Dos características esenciales definen el libro de bolsillo: su dócil tamaño y su voluntad nómada. Es por eso que el santo patrón de los libros de bolsillo es (o debería ser) un tal Lemuel Gulliver, viajero infatigable y minucioso cronista del minúsculo reino de Liliput. Discreto, móvil, manuable, modesto, el libro de bolsillo es, de toda la biblioteca, el que más se pliega a la voluntad del lector. Porque es portátil, no exige que se lea en un lugar determinado, como los elefantinos volúmenes de una enciclopedia; porque es barato, no provoca en el lector que quiere garabatear en sus márgenes el sentimiento de lèse majesté que causan sus más aristocráticos hermanos de tapa dura; porque es pequeño, no desdeña el bolso ni, obviamente, el bolsillo, y se deja llevar a la cama como el más dócil de los enamorados.

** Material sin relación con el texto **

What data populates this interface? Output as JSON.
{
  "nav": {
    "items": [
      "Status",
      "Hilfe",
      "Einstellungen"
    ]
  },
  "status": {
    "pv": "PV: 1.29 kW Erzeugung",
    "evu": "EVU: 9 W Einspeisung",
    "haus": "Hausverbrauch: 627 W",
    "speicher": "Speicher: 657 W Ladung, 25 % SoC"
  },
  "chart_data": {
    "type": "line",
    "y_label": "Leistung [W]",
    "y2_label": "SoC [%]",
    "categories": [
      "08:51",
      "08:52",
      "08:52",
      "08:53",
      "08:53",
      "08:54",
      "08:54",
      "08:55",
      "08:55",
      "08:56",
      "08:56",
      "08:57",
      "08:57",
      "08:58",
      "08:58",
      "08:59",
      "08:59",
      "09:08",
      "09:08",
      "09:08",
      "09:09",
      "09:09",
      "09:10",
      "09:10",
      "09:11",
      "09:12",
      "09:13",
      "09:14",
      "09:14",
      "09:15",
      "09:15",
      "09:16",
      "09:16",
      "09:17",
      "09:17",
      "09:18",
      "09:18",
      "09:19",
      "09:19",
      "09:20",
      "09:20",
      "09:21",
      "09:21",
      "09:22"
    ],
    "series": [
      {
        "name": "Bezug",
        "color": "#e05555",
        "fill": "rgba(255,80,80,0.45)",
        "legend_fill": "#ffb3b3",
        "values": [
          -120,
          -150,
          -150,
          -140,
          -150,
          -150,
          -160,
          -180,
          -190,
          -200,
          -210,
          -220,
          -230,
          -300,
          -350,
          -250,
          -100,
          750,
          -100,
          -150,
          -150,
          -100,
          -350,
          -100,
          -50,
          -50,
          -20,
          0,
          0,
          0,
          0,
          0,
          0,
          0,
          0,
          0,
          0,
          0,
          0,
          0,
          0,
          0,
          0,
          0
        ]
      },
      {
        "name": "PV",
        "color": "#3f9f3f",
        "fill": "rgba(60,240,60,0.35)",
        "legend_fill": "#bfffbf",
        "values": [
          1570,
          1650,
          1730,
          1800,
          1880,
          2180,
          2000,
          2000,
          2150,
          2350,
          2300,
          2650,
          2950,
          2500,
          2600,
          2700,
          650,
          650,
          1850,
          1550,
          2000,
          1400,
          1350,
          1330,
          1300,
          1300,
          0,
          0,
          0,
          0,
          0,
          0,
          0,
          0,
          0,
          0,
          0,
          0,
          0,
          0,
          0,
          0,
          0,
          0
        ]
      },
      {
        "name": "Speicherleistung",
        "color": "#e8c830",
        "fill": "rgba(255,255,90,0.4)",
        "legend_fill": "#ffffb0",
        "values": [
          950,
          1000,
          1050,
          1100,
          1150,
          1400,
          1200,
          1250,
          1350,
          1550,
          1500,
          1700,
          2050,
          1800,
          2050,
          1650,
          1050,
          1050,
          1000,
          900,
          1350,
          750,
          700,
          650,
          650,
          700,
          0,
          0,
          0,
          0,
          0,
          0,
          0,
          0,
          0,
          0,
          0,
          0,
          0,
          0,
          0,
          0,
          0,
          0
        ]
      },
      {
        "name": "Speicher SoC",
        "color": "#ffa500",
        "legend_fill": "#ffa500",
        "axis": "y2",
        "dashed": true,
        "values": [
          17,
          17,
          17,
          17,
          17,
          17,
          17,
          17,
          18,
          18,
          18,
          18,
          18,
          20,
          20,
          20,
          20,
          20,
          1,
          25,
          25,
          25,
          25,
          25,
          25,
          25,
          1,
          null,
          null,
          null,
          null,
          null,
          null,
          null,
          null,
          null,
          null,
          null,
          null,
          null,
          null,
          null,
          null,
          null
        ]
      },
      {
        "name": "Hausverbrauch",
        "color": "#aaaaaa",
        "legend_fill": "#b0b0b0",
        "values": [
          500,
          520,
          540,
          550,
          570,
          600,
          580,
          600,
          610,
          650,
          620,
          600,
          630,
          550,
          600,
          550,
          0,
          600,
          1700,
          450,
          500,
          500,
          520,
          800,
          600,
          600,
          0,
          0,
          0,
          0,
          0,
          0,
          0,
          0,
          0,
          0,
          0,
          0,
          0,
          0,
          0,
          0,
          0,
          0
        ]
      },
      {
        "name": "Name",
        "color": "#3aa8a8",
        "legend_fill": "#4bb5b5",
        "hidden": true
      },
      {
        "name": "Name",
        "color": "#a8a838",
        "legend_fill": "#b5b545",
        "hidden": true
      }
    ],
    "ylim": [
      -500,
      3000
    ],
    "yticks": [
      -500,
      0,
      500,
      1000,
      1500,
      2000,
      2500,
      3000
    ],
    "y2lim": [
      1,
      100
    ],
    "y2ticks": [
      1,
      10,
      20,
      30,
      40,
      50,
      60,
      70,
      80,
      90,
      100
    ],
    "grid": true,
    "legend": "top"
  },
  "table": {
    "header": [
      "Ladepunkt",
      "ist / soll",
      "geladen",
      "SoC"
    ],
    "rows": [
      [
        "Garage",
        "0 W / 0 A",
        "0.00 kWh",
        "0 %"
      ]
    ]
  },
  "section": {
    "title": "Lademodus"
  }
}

A pesar de su modestia, su nacimiento es prestigioso. Siglos después de que la tableta de arcilla cediese paso al rollo, los primeros cristianos, temiendo ser vistos con un texto sagrado prohibido, plegaron el papiro o pergamino de manera que pudiese ser ocultado bajo la ropa. Así fueron creados los primeros libros de bolsillo, para proteger, dicen ciertos historiadores, la palabra del nuevo dios. Otros prefieren pensar que fue Julio César quien enviaba plegadas en forma de librito sus cartas personales, inventando así los primeros tascabili. Sea como fuera, el libro de bolsillo precede al libro de tamaño mayor como una suerte de modelo visionario, anticipando las guías de teléfono y los antifonarios. Más tarde, cuando el códex reemplazó definitivamente al rollo, el prestigio del texto requirió tamaños cada vez más inmensos y, como de minimus non curat lex, las leyes y decretos oficiales de la Edad Media desdeñaron el aspecto práctico del libro de bolsillo y exigieron formatos descomunales e incómodos. Las otras artes siguieron el ejemplo de las legales y el libro de bolsillo fue relegado al servilismo de algunos breviarios y libros de horas.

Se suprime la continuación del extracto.